The selected portion of the vocal fold is registered for all medial–lateral movements during several vocal cycles. Movements of the selected glottal line are displayed on the monitor (time is on the vertical axis). A picture is shown in Fig. 1 (upper plots).

Images are digitally stored for further examination in slow-motion or for printing, which allows for visual comparison between different patients or different laryngoscopical pictures from the same subject corresponding to different stages of her/his clinical history (e.g., pre–post surgical/pharmacological treatment).

As a drawback, the positioning and orientation of the device with respect to the glottis are critical in VKG, making the fulfilment of the examination more involved than with VLS, because greater co-operation is needed from the patient [28]. Recently, a new VKG system was developed, whose features can overcome some of these drawbacks [29]. Although developed under the old VKG device [16], the VKG image analysis tool presented here, called the VKG-Analyser, was adjusted and even simplified to deal with video recordings obtained with the new system with improved features.
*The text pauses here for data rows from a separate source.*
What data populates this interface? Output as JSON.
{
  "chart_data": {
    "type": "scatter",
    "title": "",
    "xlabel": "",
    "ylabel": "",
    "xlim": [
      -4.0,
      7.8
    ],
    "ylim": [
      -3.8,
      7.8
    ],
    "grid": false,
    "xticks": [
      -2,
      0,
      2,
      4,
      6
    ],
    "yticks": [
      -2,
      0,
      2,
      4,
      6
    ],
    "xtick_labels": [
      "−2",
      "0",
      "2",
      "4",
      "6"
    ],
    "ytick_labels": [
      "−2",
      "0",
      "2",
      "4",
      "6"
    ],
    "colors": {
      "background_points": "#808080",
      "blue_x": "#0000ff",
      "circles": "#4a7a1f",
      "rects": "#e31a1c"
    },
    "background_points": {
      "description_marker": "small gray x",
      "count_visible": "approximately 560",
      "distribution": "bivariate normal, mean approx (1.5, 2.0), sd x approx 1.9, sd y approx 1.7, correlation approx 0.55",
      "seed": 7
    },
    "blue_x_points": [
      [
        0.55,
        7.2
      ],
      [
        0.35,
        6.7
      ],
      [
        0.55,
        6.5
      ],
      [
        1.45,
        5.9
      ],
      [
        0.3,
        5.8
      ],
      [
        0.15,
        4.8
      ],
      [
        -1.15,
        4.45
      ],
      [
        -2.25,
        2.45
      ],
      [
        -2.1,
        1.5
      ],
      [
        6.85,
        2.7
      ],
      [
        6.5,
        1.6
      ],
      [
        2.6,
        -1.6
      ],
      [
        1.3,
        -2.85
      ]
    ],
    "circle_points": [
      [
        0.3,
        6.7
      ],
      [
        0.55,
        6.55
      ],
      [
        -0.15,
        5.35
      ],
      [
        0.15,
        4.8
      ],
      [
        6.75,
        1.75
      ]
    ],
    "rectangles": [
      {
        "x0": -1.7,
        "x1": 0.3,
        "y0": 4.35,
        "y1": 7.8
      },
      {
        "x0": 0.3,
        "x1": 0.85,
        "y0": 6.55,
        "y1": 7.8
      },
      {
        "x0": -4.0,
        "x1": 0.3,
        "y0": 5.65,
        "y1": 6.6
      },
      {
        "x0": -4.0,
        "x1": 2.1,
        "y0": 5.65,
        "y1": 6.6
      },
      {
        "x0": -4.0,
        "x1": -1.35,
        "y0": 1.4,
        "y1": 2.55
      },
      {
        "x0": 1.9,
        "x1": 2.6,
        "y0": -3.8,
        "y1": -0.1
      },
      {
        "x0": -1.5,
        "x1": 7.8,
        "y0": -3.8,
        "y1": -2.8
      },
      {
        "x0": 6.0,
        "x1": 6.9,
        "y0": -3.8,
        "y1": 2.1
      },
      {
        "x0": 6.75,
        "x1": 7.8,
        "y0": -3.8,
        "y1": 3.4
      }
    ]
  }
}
The VKG-Analyser could work also on DKG images, because it is independent of the image acquisition device.

The article is organised as follows: the VKG system is described in Section 2. Objective VKG parameters and their evaluation with VKG-Analyser are described in Section 3, which is also devoted to the user interface characteristics. In Section 4, the experimental results are described. Concluding remarks are offered in Section 5.